Elche is the capital of Spain's footwear industry and has been hard hit by Asian competition.  Many Spanish manufacturers blame their current crisis on cheap Asian imports.  Several hundred people have taken to the streets for a second day in the Spanish town of Elche to protest against Chinese-owned shoe firms.  Some protesters held banners reading "Chinese out" - others smashed windows.  Last week, the protest took a more menacing turn when two Chinese-owned warehouses and a lorry belonging to a Chinese entrepreneur were set on fire.  The attacks caused damage estimated at hundreds of thousands of euros.  The protesters in Elche say the unfair competition is not just a matter of cut-price products. A significant proportion of Chinese-imported goods in Spain is untaxed and sold on black markets, making it impossible, they say, for legal businesses to compete.

This article is a hypothetical exercise about how a Chinese shoe exporter might break into the Brazilian market.  Most marketing projects will begin with an evaluation of the existing market.  Shoes are presumably a mature market since people have worn them since time memorial.  We will now refer to the 2004 TGI Brasil study.  This is a survey of 5,312  persons between the ages of 12 to 64 years old interviewed during the first half of 2004.  During this interview, 45% of the respondents said that they have purchased shoes in the past 12 months.

The market potential analysis will typically also look for some breakdown such as those shown in the chart below.  Obviously, women buy more shoes than men, and rich people buy more shoes than poor people.  The market analysis may also involve looking at pricing levels and fashion trends.

(souce: 2004 TGI Brasil)

So far so good.  But is this all?  So far, the prospective Chinese merchant knows that this is a mature market that operates within certain price levels for certain product lines.  Is it time to start shipping?

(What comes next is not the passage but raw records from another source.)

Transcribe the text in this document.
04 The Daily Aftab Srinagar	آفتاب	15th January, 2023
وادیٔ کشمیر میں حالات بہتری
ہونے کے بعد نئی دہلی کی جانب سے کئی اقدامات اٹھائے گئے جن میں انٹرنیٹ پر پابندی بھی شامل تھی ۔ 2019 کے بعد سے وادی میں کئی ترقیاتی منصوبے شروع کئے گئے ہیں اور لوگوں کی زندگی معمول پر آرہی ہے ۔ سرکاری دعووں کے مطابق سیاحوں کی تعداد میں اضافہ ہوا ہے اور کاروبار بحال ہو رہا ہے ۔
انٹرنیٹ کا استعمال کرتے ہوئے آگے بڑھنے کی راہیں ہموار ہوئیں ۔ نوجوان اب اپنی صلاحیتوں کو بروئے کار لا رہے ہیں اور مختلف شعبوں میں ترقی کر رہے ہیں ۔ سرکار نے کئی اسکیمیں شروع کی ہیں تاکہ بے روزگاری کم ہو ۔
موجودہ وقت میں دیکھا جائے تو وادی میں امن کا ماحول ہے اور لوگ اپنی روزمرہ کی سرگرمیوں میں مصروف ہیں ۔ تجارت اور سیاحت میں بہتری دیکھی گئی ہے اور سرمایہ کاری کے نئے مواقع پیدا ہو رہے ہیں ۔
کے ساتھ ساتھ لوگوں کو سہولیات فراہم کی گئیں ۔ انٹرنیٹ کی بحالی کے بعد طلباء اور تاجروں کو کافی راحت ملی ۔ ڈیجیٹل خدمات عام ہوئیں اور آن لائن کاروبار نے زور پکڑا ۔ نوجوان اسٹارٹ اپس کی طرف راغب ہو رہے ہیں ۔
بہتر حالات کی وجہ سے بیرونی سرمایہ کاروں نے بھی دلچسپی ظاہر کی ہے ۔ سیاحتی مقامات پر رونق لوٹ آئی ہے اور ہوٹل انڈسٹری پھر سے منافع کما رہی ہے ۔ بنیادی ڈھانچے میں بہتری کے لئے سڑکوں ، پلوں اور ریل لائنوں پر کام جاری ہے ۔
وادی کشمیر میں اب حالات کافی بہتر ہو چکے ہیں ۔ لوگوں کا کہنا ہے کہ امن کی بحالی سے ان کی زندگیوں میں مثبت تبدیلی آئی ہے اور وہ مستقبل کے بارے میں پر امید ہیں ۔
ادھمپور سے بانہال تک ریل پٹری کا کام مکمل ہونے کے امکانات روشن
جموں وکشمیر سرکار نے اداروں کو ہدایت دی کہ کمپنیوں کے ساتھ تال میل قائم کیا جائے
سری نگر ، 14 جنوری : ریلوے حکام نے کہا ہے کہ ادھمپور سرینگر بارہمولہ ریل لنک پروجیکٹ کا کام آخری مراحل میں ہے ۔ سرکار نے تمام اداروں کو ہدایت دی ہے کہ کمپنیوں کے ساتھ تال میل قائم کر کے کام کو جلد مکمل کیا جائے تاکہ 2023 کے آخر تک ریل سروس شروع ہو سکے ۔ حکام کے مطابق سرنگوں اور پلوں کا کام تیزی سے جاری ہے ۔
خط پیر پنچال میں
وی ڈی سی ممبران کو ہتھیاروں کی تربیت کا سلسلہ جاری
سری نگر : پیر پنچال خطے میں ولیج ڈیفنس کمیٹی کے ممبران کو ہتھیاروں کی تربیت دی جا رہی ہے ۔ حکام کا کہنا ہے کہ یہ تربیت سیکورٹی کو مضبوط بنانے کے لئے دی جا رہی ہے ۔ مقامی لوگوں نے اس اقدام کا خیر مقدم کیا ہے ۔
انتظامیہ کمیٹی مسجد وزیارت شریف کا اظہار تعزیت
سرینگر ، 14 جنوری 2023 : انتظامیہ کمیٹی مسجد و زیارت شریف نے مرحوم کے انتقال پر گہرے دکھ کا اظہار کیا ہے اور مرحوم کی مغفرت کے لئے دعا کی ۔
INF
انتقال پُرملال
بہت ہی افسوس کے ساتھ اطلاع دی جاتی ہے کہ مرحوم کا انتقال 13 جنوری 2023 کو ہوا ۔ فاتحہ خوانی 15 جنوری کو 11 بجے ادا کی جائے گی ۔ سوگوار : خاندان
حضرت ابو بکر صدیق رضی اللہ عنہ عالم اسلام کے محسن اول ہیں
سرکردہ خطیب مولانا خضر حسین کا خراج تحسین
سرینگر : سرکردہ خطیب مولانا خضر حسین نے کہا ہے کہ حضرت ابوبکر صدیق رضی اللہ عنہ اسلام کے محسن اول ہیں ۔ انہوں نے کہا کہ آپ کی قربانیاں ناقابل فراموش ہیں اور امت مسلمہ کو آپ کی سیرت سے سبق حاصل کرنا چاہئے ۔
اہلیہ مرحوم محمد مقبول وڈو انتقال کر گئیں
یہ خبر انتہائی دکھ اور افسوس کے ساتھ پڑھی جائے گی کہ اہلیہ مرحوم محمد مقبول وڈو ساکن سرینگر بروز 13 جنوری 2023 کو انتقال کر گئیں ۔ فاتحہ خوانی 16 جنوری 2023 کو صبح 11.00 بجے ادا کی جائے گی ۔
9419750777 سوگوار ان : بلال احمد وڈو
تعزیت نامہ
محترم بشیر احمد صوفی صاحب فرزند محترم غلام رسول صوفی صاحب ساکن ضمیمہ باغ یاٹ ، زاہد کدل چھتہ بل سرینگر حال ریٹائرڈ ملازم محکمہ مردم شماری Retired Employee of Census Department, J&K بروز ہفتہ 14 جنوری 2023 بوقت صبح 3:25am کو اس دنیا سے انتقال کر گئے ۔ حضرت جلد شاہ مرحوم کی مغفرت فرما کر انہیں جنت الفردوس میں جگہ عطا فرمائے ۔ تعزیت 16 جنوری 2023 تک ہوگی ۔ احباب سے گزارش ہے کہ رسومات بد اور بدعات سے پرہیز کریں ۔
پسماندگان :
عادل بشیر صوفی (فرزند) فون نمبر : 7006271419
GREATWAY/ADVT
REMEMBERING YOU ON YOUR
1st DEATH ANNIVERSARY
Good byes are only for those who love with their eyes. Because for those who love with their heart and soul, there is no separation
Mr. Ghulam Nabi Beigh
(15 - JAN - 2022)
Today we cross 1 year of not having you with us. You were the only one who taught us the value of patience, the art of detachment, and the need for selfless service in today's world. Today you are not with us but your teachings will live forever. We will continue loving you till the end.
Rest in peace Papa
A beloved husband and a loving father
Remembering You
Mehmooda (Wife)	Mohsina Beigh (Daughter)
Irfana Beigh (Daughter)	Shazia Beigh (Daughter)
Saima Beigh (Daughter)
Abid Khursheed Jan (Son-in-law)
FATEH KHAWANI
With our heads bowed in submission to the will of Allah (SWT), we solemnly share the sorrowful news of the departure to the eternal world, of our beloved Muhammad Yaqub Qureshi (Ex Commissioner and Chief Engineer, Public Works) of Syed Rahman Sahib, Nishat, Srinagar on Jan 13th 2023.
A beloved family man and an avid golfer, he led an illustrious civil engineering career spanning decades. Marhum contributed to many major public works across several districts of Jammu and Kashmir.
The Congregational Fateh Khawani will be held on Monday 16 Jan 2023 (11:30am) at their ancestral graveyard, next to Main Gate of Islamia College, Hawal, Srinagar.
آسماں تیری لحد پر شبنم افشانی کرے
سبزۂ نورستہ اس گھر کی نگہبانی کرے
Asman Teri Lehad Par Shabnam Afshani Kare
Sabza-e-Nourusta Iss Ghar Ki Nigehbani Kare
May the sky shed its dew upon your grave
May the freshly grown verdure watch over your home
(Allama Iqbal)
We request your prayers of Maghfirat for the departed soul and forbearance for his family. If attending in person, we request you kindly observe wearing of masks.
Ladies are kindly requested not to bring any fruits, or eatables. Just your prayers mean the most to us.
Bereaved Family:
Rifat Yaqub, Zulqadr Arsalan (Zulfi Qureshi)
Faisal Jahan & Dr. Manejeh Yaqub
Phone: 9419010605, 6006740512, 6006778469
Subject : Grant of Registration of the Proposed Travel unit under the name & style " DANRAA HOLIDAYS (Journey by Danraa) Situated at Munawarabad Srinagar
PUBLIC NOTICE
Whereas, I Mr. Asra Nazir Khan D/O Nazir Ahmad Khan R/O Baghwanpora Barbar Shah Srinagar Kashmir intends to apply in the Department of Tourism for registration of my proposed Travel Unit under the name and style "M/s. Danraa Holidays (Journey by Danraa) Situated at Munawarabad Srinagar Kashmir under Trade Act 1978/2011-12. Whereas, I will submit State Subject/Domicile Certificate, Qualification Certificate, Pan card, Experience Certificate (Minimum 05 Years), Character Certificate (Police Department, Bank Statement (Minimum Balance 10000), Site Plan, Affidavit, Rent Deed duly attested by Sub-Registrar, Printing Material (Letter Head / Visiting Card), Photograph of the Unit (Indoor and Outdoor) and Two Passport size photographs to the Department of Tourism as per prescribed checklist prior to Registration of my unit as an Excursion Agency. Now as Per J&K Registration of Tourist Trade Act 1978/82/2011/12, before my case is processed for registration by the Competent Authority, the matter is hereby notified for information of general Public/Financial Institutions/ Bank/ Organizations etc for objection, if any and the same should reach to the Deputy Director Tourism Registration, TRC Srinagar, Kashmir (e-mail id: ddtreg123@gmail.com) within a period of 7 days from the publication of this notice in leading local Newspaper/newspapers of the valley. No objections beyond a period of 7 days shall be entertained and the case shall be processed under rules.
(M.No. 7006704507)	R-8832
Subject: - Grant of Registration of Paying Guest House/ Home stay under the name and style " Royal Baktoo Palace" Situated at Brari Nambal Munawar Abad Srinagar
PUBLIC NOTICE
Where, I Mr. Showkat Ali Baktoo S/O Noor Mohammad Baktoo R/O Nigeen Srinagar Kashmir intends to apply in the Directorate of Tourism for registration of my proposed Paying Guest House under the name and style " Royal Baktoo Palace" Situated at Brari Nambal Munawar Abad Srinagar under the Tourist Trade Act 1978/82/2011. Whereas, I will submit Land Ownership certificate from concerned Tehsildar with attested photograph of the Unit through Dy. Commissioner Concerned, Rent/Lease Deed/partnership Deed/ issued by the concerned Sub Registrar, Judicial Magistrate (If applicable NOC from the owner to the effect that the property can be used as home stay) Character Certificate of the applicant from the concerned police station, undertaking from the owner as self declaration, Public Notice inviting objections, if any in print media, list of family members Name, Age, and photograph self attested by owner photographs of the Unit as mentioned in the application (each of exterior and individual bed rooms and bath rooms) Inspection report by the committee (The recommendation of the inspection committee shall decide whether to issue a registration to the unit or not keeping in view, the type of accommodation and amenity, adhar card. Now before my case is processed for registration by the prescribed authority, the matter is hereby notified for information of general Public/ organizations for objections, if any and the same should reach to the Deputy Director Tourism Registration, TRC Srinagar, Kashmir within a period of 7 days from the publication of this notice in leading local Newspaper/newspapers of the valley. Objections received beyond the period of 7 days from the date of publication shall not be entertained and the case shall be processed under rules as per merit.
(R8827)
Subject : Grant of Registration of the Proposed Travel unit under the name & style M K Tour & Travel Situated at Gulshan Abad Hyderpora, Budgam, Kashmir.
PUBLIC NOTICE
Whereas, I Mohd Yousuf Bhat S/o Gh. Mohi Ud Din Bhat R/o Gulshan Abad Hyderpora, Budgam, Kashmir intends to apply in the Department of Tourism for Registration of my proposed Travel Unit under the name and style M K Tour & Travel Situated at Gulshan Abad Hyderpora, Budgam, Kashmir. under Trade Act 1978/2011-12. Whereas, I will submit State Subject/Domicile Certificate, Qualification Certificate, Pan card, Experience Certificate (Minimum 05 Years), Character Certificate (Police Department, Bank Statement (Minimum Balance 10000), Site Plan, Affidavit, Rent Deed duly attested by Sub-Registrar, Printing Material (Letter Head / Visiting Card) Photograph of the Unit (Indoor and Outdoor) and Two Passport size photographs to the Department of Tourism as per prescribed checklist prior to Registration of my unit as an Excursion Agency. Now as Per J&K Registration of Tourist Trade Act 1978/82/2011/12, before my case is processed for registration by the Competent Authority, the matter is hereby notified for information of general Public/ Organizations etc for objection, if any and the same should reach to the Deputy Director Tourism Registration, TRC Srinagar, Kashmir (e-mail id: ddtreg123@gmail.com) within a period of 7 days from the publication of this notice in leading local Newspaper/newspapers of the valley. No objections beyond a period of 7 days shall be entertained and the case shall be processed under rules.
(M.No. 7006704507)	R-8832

Ah, there is one key piece of information missing.  Shoes are not a one-size-fits-all product line.  They come in various sizes.  Most marketing studies do not ask for physical measurements from their respondents, but TGI Brasil is an exception in that the respondents are actually asked about their shoe sizes.  The frequency distribution of shoe sizes in Brazil is shown in the chart below.

(souce: 2004 TGI Brasil)

Ah, alas, this is still not good enough because the shoe market consists of two completely different markets: men's shoes and women's shoes, and men and women have very different shoe sizes.  The chart below shows the frequency distribution of shoe sizes by gender.

(souce: 2004 TGI Brasil)

This is a straightforward exercise to show that sometimes even the simplest thing not done can result in huge merchandise inventories not moving because of incorrect assumptions.